Sono 88 le strutture che hanno fatto richiesta per diventare giardini zoologici. Ma sono soltanto dieci quelle che l’hanno ottenuta. Le altre, a 12 anni dalla direttiva europea che doveva regolare il sistema, non sono ancora a norma di legge.
Un mondo abbandonato a se stesso che continua ad esporre leoni, tigri, lemuri, scimpanzé e non solo. Fa pagare un biglietto in regime di più o meno totale evasione fiscale
Tra finte liane e rocce di cartapesta, in antri umidi o recinti assolati, in stagni dove scarseggia l’acqua, in teche di plastica troppo piccole, vivono migliaia di animali selvatici. Ci sono leoni, tigri, lemuri, scimpanzé, giraffe, boa, coccodrilli, cicogne, cammelli. Vivono in luoghi che si chiamano zoo-safari, parchi natura, acquari, mostre faunistiche, fattorie didattiche, zoomarine, bioparchi. Spesso nomi esotici vengono usati per indicare strutture fatiscenti, recinti polverosi, dove animali alienati si trascinano in movimenti ripetitivi e la natura che vorrebbero evocare è cancellata.
Quanti sono gli zoo in Italia? E in che condizioni vivono gli animali che vi sono rinchiusi? Chi ci guadagna? È difficile saperlo, perché sono molte le strutture che continuano a esporre animali senza nessuna licenza, a far pagare un biglietto in regime di più o meno totale evasione fiscale. È il business degli animali in cattività, dove si possono trovare vecchie famiglie circensi e nuovi imprenditori. Un mondo abbandonato a sé stesso dove nessuno vuole posare lo sguardo perché la merce esposta sono animali ingombranti, spesso pericolosi, che nessuno osa sequestrare, perché, fuori di lì, nessuno saprebbe dove metterli.
“Attualmente sono 88 le strutture che hanno fatto richiesta per avere la licenza di giardini zoologici e 10 le strutture che l’hanno ottenuta. Le altre non sono ancora a norma di legge”, spiega Alessandro La Posta del ministero dell’Ambiente. “La prassi è che chi vuole la licenza deve mandare una documentazione, questa viene valutata da una commissione, poi ci sono 18 mesi per mettersi in regola, ma i tempi si dilatano, noi mandiamo solleciti ma non abbiamo risposta”. Perché non intervenite? “Il nostro obiettivo è rendere le strutture a norma di legge, non chiuderle, quindi si temporeggia.
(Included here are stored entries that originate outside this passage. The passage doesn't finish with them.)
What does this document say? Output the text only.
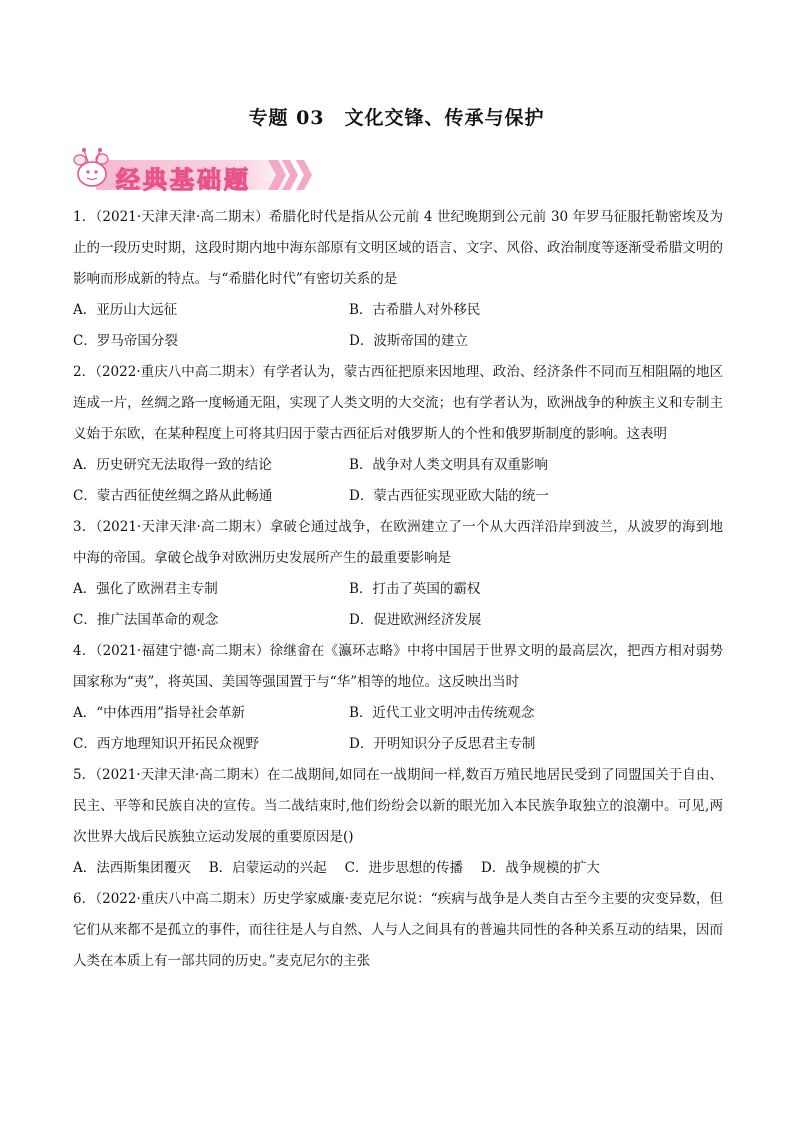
专题 03　文化交锋、传承与保护
经典基础题
1．（2021·天津天津·高二期末）希腊化时代是指从公元前 4 世纪晚期到公元前 30 年罗马征服托勒密埃及为止的一段历史时期，这段时期内地中海东部原有文明区域的语言、文字、风俗、政治制度等逐渐受希腊文明的影响而形成新的特点。与“希腊化时代”有密切关系的是
A．亚历山大远征	B．古希腊人对外移民
C．罗马帝国分裂	D．波斯帝国的建立
2．（2022·重庆八中高二期末）有学者认为，蒙古西征把原来因地理、政治、经济条件不同而互相阻隔的地区连成一片，丝绸之路一度畅通无阻，实现了人类文明的大交流；也有学者认为，欧洲战争的种族主义和专制主义始于东欧，在某种程度上可将其归因于蒙古西征后对俄罗斯人的个性和俄罗斯制度的影响。这表明
A．历史研究无法取得一致的结论	B．战争对人类文明具有双重影响
C．蒙古西征使丝绸之路从此畅通	D．蒙古西征实现亚欧大陆的统一
3．（2021·天津天津·高二期末）拿破仑通过战争，在欧洲建立了一个从大西洋沿岸到波兰，从波罗的海到地中海的帝国。拿破仑战争对欧洲历史发展所产生的最重要影响是
A．强化了欧洲君主专制	B．打击了英国的霸权
C．推广法国革命的观念	D．促进欧洲经济发展
4．（2021·福建宁德·高二期末）徐继畲在《瀛环志略》中将中国居于世界文明的最高层次，把西方相对弱势国家称为“夷”，将英国、美国等强国置于与“华”相等的地位。这反映出当时
A．“中体西用”指导社会革新	B．近代工业文明冲击传统观念
C．西方地理知识开拓民众视野	D．开明知识分子反思君主专制
5．（2021·天津天津·高二期末）在二战期间,如同在一战期间一样,数百万殖民地居民受到了同盟国关于自由、民主、平等和民族自决的宣传。当二战结束时,他们纷纷会以新的眼光加入本民族争取独立的浪潮中。可见,两次世界大战后民族独立运动发展的重要原因是()
A．法西斯集团覆灭 B．启蒙运动的兴起 C．进步思想的传播 D．战争规模的扩大
6．（2022·重庆八中高二期末）历史学家威廉·麦克尼尔说：“疾病与战争是人类自古至今主要的灾变异数，但它们从来都不是孤立的事件，而往往是人与自然、人与人之间具有的普遍共同性的各种关系互动的结果，因而人类在本质上有一部共同的历史。”麦克尼尔的主张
L’alternativa sarebbe confiscare gli animali, ma poi dovremmo trovargli una sistemazione e questo ha un costo. E i soldi non ci sono”.
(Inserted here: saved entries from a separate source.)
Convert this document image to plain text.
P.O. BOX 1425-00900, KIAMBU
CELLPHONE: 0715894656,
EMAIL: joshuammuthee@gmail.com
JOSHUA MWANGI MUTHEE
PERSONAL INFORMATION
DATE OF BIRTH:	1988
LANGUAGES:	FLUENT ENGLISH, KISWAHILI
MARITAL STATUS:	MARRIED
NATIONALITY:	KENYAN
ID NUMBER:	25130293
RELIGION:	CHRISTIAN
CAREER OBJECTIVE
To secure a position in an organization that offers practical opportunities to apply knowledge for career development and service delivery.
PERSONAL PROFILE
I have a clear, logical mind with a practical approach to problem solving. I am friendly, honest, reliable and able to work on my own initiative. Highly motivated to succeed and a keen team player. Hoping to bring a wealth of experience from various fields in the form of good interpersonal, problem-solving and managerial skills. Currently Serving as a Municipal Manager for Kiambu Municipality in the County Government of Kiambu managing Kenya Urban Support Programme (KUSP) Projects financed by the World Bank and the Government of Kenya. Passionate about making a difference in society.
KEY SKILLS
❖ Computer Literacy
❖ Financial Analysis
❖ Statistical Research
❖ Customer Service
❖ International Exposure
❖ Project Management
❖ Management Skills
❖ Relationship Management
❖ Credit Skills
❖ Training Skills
La legge, un pasticcio all’italiana
In Italia la maggior parte delle strutture che si chiamano giardini zoologici non ha ancora l’autorizzazione, in molti casi non sono stati fatti neanche i sopralluoghi. La legge che doveva dare vita ai “nuovi” zoo è diventata un pasticcio all’italiana. Sono passati infatti più di dodici anni dalla direttiva europea del 1999 che invitava gli Stati ad adeguarsi entro il 2002. In Italia la legge già parte in ritardo, viene promulgata nel 2005, l’Unione europea muove critiche, così viene rivista nel 2006, per i decreti attuativi si arriva al 2008. Passano altri quattro anni, ma ancora non si è pronti. “Siamo in fase di avviamento, abbiamo iniziato i controlli dalle strutture che avrebbero dovuto avere meno problemi, ma siamo in una fase di transizione e le norme sono abbastanza ermetiche”, ammette Ciro Luongo, responsabile del nucleo investigativo della Forestale. Eppure su alcuni punti la legge è molto chiara. “Per giardino zoologico s’intende qualsiasi struttura pubblica o privata avente carattere permanente aperta al pubblico almeno sette giorni l’anno che mantenga animali vivi di specie selvatiche”. Il testo precisa che il giardino zoologico deve partecipare a ricerche scientifiche, promuovere programmi di educazione, sensibilizzazione in materia di conservazione della biodiversità e mantenere un elevato livello qualitativo nella cura degli animali.